Tuesday, January 20, 2009

poverty

In winter the stripped landscape of Nelson county looks terribly poor. The houses of our neighbors between here and Bardstown are pretty miserable. We [Trappists] are the ones who are supposed to be poor. Well, I am thinking of the people in a shanty next to the Brandeis plant, on Brook Street, Louisville. We had to wait there while Reverend Father was getting some tractor parts. The woman who lives in this place was standing out in front of it, shivering in some kind of rag, while a suspicious looking, anonymous truck unloaded some bootleg coal in her yard. I wondered if she had been warm yet this winter. ...The world is terrible, people are falling to pieces and starving to death and freezing and going to hell with despair, and here I sit with a silver spoon in my mouth and write books and everybody sends me fan mail telling me how wonderful I am for giving up so much. And what, I'd like to ask them, have I given up anyway except headaches and responsibilities?
-- Thomas Merton
Entering the Silence, Journals Volume 1
Jonathan Montaldo, editor
San Francisco: HarperSanFrancisco, 1997, p 264

Tuesday, January 6, 2009

Epiphany

Gravel road leading to Merton's hermitage. Photo by Harry L. Hinkle


"Man’s free the moment of his contact with God …
The law of freedom is an appropriate theme for today. When those worshippers knelt in homage on the floor of the humble stable with everything else put behind them – their homes, the wilderness, the guiding star, the agony of the city – when all these had lost their value and their impressiveness and the worshippers’ whole being was concentrated in the single act of adoration, the symbolic gesture of laying gifts before the manger signified the achievement of liberty. They were free. "
- Fr. Alfred Delp SJ

The “journey” is one of the great spiritual archetypes found in every major religion and culture. Even though Western monks are characterized by geographic stability, monastic life is still viewed as a journey, although essentially an interior one.

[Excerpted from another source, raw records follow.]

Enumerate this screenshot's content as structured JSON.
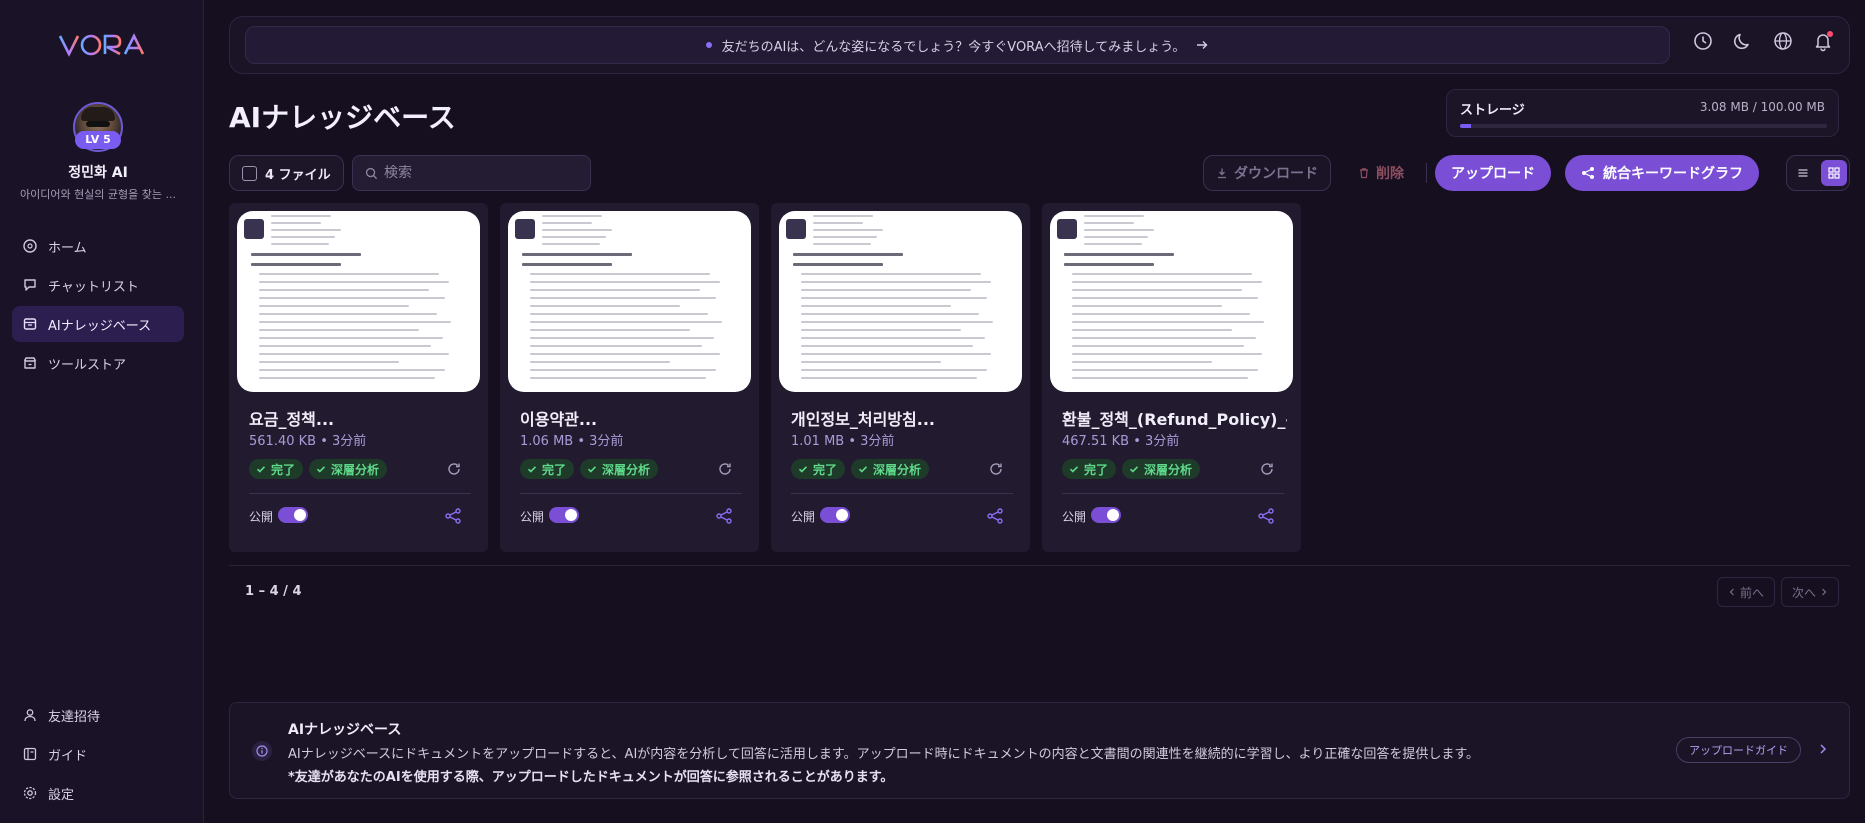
{
  "app": {
    "logo_text": "VORA"
  },
  "profile": {
    "level": "LV 5",
    "name": "정민화 AI",
    "description": "아이디어와 현실의 균형을 찾는 ..."
  },
  "sidebar": {
    "items": [
      {
        "label": "ホーム",
        "icon": "home-icon"
      },
      {
        "label": "チャットリスト",
        "icon": "chat-icon"
      },
      {
        "label": "AIナレッジベース",
        "icon": "knowledge-icon",
        "active": true
      },
      {
        "label": "ツールストア",
        "icon": "store-icon"
      }
    ],
    "bottom_items": [
      {
        "label": "友達招待",
        "icon": "user-icon"
      },
      {
        "label": "ガイド",
        "icon": "book-icon"
      },
      {
        "label": "設定",
        "icon": "gear-icon"
      }
    ]
  },
  "header": {
    "banner_text": "友だちのAIは、どんな姿になるでしょう？今すぐVORAへ招待してみましょう。",
    "icons": [
      "clock-icon",
      "moon-icon",
      "globe-icon",
      "bell-icon"
    ]
  },
  "page": {
    "title": "AIナレッジベース"
  },
  "storage": {
    "label": "ストレージ",
    "value": "3.08 MB / 100.00 MB",
    "used_fraction": 0.0308
  },
  "toolbar": {
    "file_count": "4 ファイル",
    "search_placeholder": "検索",
    "download_label": "ダウンロード",
    "delete_label": "削除",
    "upload_label": "アップロード",
    "graph_label": "統合キーワードグラフ"
  },
  "files": [
    {
      "title": "요금_정책...",
      "meta": "561.40 KB • 3分前",
      "status": "完了",
      "analysis": "深層分析",
      "public_label": "公開",
      "public": true,
      "thumb_heading": "1. 가격 구조 (Pricing Model)"
    },
    {
      "title": "이용약관...",
      "meta": "1.06 MB • 3分前",
      "status": "完了",
      "analysis": "深層分析",
      "public_label": "公開",
      "public": true,
      "thumb_heading": "1. 목적"
    },
    {
      "title": "개인정보_처리방침...",
      "meta": "1.01 MB • 3分前",
      "status": "完了",
      "analysis": "深層分析",
      "public_label": "公開",
      "public": true,
      "thumb_heading": "1. 수집하는 개인정보 항목"
    },
    {
      "title": "환불_정책_(Refund_Policy)_-...",
      "meta": "467.51 KB • 3分前",
      "status": "完了",
      "analysis": "深層分析",
      "public_label": "公開",
      "public": true,
      "thumb_heading": "1. 환불 가능 조건 (Refund Eligibility)"
    }
  ],
  "pagination": {
    "range": "1 – 4 / 4",
    "prev": "前へ",
    "next": "次へ"
  },
  "info": {
    "title": "AIナレッジベース",
    "body": "AIナレッジベースにドキュメントをアップロードすると、AIが内容を分析して回答に活用します。アップロード時にドキュメントの内容と文書間の関連性を継続的に学習し、より正確な回答を提供します。",
    "note": "*友達があなたのAIを使用する際、アップロードしたドキュメントが回答に参照されることがあります。",
    "guide_label": "アップロードガイド"
  },
  "colors": {
    "accent": "#7a4fd6",
    "status_green": "#5fd98a",
    "background": "#150f20"
  }
}
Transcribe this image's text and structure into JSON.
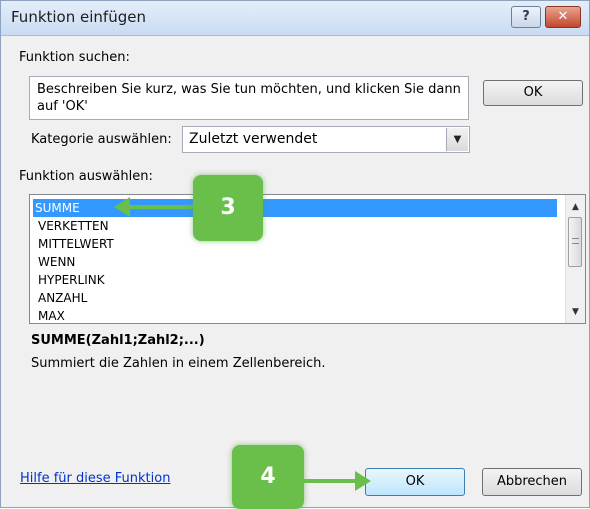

St. Benedict, the founder of most Western monastic orders, was skeptical of those who adopted a wandering lifestyle. He made a point to distinguish between authentic spiritual pilgrimage, and what he called “gyrovagism”.

“While the gyrovague is rootless, and therefore cannot really grow, the authentic pilgrim is someone solidly rooted. Either he has a “home” from which he comes and to which he will return at the end of his pilgrimage; or – if he has adopted the existence of a permanent pilgrim – he has found enough inner rootedness to go beyond the supportive environment of a geographical and cultural rootedness.

"The pilgrim is at home everywhere without trying to build a home anywhere. He has a sense of freedom that can easily become a threat to anyone who still finds his security in the fact of belonging to a specific place and group or to a solid system. He is not a good client for the merchants of foreign spiritual goods. The gyrovague, on the contrary, builds temporary homes everywhere he goes, buys all the last products on the market and becomes the naïve disciple of the last self-made master. "

Armand Veilleux, o.c.s.o., from an article that appeared in a special issue of Monastic Studies [n 16, Christmas 1985] “In Honour of Dom Jean Leclercq”

Monday, January 5, 2009

meme on hermits, mystics and eccentrics

[Note: This blog has been "tagged for a meme" to describe my first experience with a mystic, hermit or eccentric. I want to keep this blog exclusively centered around Thomas Merton and the contemplative life, so I have posted my response to the meme on my more eclectic blog, "Quotes and Musings".]

Thursday, January 1, 2009

bells

Bell from the old Abbey Gatehouse,

This seems a very Merton way to ring in a new year:

"Bells are meant to remind us that God alone is good, that we belong to Him, that we are not living for this world.

"They break in upon our cares in order to remind us that all things pass away and that our preoccupations are not important.

"They speak to us of our freedom, which responsibilities and transient cares make us forget.

"They are the voice of our alliance with the God of heaven.